If, in 2019, a Taxpayer did not engage in any transaction involving virtual currency, and a Taxpayers doesn’t otherwise have to file Schedule 1, a Taxpayer has nothing further to do.
Failing to check the Box
The location of the checkbox on Schedule 1 could be an issue. Taxpayers might not see it; Tax Preparers might overlook it, or a Tax Return could be paper filed. Failing to check the Box (if the answer is yes) is a “compliance” issue for Taxpayers.
Taxpayers sign Tax Returns under penalties of perjury
“Under penalties of perjury, I declare that I have examined this return and accompanying schedules and statements, and to the best of my knowledge and belief, they are true, correct, and complete. Declaration of preparer (other than taxpayer) is based on all information of which preparer has any knowledge”.

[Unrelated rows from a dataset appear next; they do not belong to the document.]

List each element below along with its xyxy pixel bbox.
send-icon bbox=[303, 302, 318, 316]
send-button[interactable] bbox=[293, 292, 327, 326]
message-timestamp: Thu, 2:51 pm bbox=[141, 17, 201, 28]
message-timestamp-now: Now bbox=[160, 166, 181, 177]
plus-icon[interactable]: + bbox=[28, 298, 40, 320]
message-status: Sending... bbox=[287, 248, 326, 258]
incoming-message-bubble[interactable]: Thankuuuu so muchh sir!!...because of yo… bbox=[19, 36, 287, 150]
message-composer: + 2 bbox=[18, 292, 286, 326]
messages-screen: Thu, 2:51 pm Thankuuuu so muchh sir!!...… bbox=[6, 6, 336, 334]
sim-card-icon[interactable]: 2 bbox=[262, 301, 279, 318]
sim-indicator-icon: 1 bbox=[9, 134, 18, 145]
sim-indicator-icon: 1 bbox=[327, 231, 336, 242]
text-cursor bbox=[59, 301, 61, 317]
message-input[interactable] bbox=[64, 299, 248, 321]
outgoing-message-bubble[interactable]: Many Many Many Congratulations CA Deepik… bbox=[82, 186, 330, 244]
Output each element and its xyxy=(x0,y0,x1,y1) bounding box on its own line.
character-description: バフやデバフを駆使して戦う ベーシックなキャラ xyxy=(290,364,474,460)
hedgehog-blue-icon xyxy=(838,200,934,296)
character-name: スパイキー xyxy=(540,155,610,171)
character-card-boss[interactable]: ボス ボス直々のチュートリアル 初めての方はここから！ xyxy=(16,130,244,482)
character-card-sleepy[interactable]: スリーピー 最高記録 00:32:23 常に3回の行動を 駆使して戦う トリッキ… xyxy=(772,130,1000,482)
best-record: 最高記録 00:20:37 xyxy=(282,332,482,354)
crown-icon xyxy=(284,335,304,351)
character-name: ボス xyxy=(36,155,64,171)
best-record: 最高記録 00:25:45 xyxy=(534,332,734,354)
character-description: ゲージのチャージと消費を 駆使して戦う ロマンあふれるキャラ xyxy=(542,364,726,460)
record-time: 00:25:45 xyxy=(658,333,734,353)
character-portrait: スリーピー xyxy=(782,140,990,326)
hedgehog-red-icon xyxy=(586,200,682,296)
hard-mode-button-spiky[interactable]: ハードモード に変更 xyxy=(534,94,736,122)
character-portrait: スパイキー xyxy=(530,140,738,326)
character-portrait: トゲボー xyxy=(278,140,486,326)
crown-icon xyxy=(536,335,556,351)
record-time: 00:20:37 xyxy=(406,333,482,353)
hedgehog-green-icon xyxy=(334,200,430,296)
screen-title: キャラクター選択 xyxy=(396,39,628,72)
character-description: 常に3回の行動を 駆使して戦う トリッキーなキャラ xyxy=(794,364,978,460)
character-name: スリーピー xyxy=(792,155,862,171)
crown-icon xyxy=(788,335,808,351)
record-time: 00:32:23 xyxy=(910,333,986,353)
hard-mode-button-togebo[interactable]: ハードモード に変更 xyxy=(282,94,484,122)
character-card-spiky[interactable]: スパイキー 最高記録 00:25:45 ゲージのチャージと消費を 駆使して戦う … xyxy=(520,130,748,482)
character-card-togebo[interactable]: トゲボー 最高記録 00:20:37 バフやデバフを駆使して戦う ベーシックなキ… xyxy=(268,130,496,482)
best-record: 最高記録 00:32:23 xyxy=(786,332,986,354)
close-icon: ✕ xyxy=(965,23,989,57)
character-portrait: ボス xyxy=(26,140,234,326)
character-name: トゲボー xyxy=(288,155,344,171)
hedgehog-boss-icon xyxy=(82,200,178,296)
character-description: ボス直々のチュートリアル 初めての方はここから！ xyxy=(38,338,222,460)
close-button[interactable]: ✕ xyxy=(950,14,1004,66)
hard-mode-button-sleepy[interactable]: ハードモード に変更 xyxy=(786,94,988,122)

Taxpayers that accidentally miss the checkbox on Schedule 1 may face fines and penalties.
Don’t be a victim of your own making
The IRS is on to Virtual Currency in the same manner as it is with Offshore Accounts. Virtual currency transactions are taxable by law just like transactions in any other property. Taxpayers transacting in virtual currency may have to report those transactions on their tax returns. Consult your specialized Tax Advisor.